Initially it was rather daunting. My friends and I sat down at a long table which rather resembled what one would see in an executive board meeting (the range of wines and wine glasses excepted), and pored over the sheets of ‘tasting terms’ and ‘aroma and flavour characteristics’. These seemed to suggest that wine could taste like leather or wet wool, neither of which I can admit to having tasted before. It can also, somewhat worryingly, taste ‘meaty’. I think I would feel more comfortable with some specificity here, as ‘meaty’ is something I have come to associate with the more dubious 2 a.m. kebab shop visits.

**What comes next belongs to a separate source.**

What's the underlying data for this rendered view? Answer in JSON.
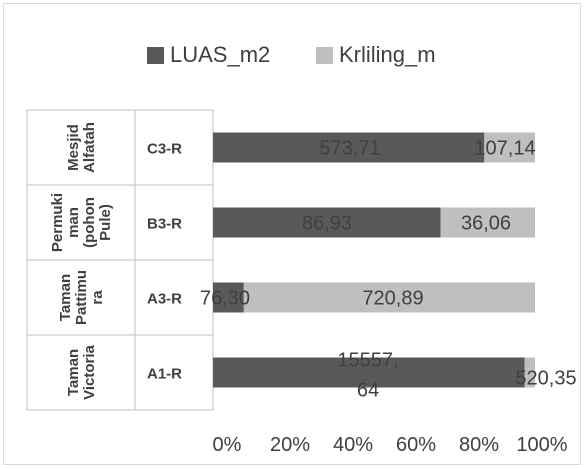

Nevertheless we dutifully listened to the Wine Expert telling us about the various wines we would be tasting, as well as explaining what ‘vertical tasting’ is (just so you know, it’s comparing the same wine from different vintages, rather than different wines from the same vintage which is, shockingly enough, ‘horizontal tasting’). Then we began to hold our glasses up to the light, debate the difference between ‘lemon-green’ and ‘lemon’ and to stick our noses in the glass with a hearty sniff. It was all jolly good fun, though at first I’ll admit to being able to say nothing more than “fruity” or “sweet”, which is apparently impossible to smell. As we progressed through the four types of wine however, we developed rather more ability, or so it seemed. It is debateable as to whether we were smelling and tasting that much better or whether we were just becoming more adept at bullshitting. The tastes of petrol, pepper, smoke and Wimbledon were starting to come through and we were beginning to fancy ourselves as sophisticates.

After two hours of this I am looking forward to developing this knowledge. I will soon delight in sitting in restaurants expertly swirling my wine glass and, after a thoughtful sip and significant pause, pronouncing the wine to have a rather burnt aftertaste with a hint of liquorice on the tongue. Or some other such bollocks.

Yesterday was, as my fellow newbie wine-taster said, the beginning of a very expensive lifelong habit. And I plan to enjoy it.